L’emergenza sanitaria dovuta al diffondersi del Coronavirus Covid-19 nelle settimane passate aveva determinato diverse riflessioni sull’opportunità di adottare lo smart working nei Paesi più a rischio per prevenire e contenere il contagio. Questi scenari che sembravano lontani dalla nostra quotidianità nelle ultime ore si sono invece repentinamente concretizzati per molti italiani.
Negli ultimi giorni, con l’escalation del virus nel Nord Italia, anche nel nostro Paese numerose aziende hanno dato indicazione ai propri lavoratori di non recarsi in ufficio e di svolgere le attività lavorative da casa per (almeno) una settimana. Gli effetti di queste scelte, combinate coi provvedimenti adottati dalla Regione Lombardia, sono già evidenti a Milano, dove mezzi pubblici, esercizi commerciali e molti uffici sono semi-vuoti. In città, ma non solo, sono infatti numerosi i casi di aziende che hanno deciso di applicare lo smart working diffusamente. Enel ad esempio ha disposto l’applicazione del lavoro agile “fino a data da destinarsi per tutti i colleghi che lavorano o hanno residenza in uno dei comuni interessati da ordinanze pubbliche” relative al coronavirus. Una situazione simile è stata implementata anche da Gucci, Tim, Eni, Unicredit, Danone, EY e anche da alcuni enti pubblici, come il Comune e l’Università Statale.
Il dibattito sul lavoro agile che prosegue da tempo ha dovuto fare i conti con il bisogno delle aziende di sentirsi tutelate sul fronte normativo, in particolare sul tema della sicurezza, e sul fronte produttivo attraverso la necessità di cambiare le strategie di gestione e controllo delle persone agendo sul fronte culturale. Sono aspetti che richiedono tempo per essere consolidati ma la situazione di emergenza impone soluzioni rapide che preservino la produttività e tutelino i lavoratori. E lo smart working – pur essendo limitato ad alcune mansioni e attività – rappresenta uno strumento immediatamente disponibile perché le imprese non interrompano l’attività produttiva e garantiscano, in parte, la tenuta economica in questa particolare situazione.

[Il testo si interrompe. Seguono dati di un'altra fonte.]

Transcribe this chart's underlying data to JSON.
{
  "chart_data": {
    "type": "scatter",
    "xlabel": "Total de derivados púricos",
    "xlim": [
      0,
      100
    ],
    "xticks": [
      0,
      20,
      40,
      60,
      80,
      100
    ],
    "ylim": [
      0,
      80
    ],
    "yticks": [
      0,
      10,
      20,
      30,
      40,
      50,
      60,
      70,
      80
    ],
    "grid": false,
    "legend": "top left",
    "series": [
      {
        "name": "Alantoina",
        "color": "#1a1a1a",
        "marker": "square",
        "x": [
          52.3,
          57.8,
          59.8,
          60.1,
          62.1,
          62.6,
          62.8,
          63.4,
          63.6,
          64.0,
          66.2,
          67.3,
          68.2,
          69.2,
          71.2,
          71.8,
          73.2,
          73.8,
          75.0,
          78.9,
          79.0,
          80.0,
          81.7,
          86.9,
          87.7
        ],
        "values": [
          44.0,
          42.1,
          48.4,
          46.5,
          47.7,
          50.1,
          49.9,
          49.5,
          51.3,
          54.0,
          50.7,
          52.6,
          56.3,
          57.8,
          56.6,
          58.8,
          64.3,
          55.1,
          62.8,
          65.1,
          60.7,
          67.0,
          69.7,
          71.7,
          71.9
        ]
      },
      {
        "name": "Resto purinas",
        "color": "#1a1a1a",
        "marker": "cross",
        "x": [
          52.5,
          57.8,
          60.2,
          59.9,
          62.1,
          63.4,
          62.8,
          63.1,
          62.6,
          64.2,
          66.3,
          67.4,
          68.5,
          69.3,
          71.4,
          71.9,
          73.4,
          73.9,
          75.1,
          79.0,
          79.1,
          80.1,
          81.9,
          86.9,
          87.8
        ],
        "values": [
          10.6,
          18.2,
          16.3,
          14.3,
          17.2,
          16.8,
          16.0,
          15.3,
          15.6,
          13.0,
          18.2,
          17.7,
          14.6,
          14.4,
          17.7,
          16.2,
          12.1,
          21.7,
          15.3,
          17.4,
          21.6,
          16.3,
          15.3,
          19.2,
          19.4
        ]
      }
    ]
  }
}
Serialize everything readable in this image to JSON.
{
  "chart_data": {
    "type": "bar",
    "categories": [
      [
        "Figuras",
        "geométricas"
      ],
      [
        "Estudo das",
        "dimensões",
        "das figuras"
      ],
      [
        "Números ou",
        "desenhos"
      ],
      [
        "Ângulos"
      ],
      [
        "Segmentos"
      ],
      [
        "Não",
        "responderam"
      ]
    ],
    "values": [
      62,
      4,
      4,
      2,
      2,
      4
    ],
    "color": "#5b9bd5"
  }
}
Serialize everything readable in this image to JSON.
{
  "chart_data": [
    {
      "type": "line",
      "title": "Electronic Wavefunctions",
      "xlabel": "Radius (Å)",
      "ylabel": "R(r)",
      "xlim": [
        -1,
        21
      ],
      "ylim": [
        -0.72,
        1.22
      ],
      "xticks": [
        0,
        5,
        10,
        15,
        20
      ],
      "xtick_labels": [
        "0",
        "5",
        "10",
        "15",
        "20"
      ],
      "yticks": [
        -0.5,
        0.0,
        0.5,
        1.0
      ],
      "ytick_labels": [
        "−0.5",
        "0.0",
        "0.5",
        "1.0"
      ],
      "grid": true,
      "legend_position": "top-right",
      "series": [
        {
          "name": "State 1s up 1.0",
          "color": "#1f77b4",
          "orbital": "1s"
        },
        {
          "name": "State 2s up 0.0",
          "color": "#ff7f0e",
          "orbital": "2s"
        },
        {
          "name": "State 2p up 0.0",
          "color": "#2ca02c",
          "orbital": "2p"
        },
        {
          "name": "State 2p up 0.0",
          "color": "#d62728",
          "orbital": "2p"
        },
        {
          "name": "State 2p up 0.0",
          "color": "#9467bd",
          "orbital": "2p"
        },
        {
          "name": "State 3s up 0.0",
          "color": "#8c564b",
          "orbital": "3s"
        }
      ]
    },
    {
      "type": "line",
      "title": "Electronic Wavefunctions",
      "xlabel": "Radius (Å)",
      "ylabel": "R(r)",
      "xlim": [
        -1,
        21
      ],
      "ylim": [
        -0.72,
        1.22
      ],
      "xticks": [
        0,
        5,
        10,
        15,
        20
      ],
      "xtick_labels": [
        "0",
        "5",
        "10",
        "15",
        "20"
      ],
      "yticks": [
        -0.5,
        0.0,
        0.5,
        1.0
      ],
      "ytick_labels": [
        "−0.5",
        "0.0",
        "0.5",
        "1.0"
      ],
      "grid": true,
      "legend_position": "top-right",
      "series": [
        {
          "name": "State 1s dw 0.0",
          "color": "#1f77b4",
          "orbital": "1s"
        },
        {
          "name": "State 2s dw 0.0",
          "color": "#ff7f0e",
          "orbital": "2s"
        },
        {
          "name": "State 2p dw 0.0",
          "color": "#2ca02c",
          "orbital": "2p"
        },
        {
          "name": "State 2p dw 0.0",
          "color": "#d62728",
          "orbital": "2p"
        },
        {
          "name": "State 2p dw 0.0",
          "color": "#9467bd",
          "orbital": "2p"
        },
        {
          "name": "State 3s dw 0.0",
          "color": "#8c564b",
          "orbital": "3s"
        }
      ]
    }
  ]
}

Un aiuto in tal senso viene dal Decreto "Misure urgenti in materia di contenimento e gestione dell’emergenza epidemiologica da COVID-19" del 23 febbraio, con cui il Governo è intervenuto introducendo la possibilità per le imprese situate nelle zone a rischio contagio di applicare in maniera automatica il lavoro agile per tutti i lavoratori subordinati, anche in assenza di un accordo individuale (cosa, altrimenti, non possibile stando alla Legge 81/2017 che regolamenta la materia). Il Decreto riguarda le "aree considerate a rischio nelle situazioni di emergenza nazionale o locale". Ci si augura che la misura possa applicarsi a tutte le aree progressivamente interessate dall’emergenza, così da favorire una soluzione che aiuti a ridurre gli spostamenti e la possibilità di contagio. La chiusura delle scuole inoltre amplifica il bisogno di lavorare a distanza per moltissimi lavoratori che hanno necessità di conciliare gli impegni familiari con quelli lavorativi.
Siamo in una situazione che richiede a tutti un grande impegno: alle aziende di rendersi flessibili nel gestire attività e persone, ai lavoratori di essere responsabili. Al Pubblico di facilitare il tutto. Nell’immediato si tratta di una sfida nella sfida, ma in prospettiva potrebbe offrire spunti anche per definire il futuro normativo del lavoro agile nel nostro Paese.